As she crossed the border back into the Netherworld, the very air felt different. The vibrant, hopeful energy that had begun to permeate Xue Lian's Luminous Dynasty was gone, replaced by a heavy, oppressive pall of sorrow. The magical lights of the capital, usually a brilliant beacon in the gloom, were dimmed to a somber glow. The bustling sounds of the city were gone. An eerie, grieving silence had fallen over the empire.
She didn't slow down, flying directly to the Silent Palace and landing in the center of the grand courtyard.
The sight that met her stole the breath from her lungs.
The courtyard, once a place of drills and ceremony, had become a morgue. Dozens, perhaps hundreds, of demonic bodies were laid out in neat, heartbreaking rows, each covered by a simple black cloth. The air was thick with the smell of blood and grief.
A wounded Commander Kael stood before a figure in the center of the courtyard. The mighty Oni's arm was in a sling, his craggy face etched with a pain that was more than physical. He was reporting, his booming voice reduced to a gravelly, broken rasp.
"Your Majesty… the outposts at the Crimson Peaks and the Whispering Canyons were also hit.
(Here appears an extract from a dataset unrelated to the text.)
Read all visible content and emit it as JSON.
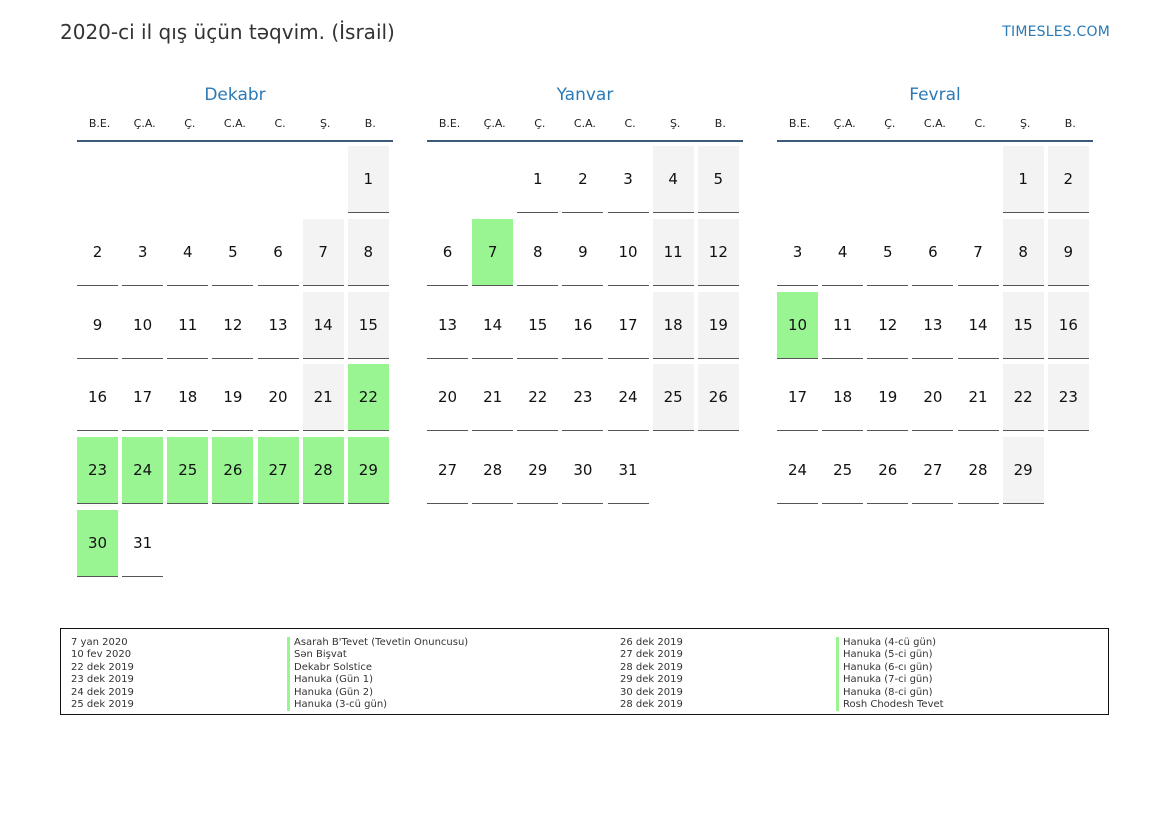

Coordinated diversionary tactics… just as she warned. They were slaughtered before they could even sound a proper alarm. These… these are the only bodies we could retrieve."
Lan Yue's gaze followed his, and her heart shattered.
Xue Lian stood there, not in her magnificent imperial robes, but in a simple, dark tunic, her white hair pulled back without ceremony. Her face was pale, streaked with dirt and what looked like dried tears. The brilliant, joyful light that had danced in her amber eyes since the festival was gone, extinguished. In its place was a hollow, desolate sorrow that seemed to swallow the world.
As Kael fell silent, Xue Lian seemed to sense a new presence. She turned her head, and their eyes met across the courtyard of the dead.
For a moment, neither of them moved. Lan Yue saw the devastating consequence of her failed mission reflected in the utter devastation on Xue Lian's face. And Xue Lian saw the horror of the world outside her borders in the soot and blood that stained her lover's skin.
There were no words. No questions of what had happened. The truth was laid bare in the silence, in the bodies, and in the shared, bottomless grief that passed between them. The war had begun, not with a clash of armies, but with a massacre of the innocent and the breaking of two hearts.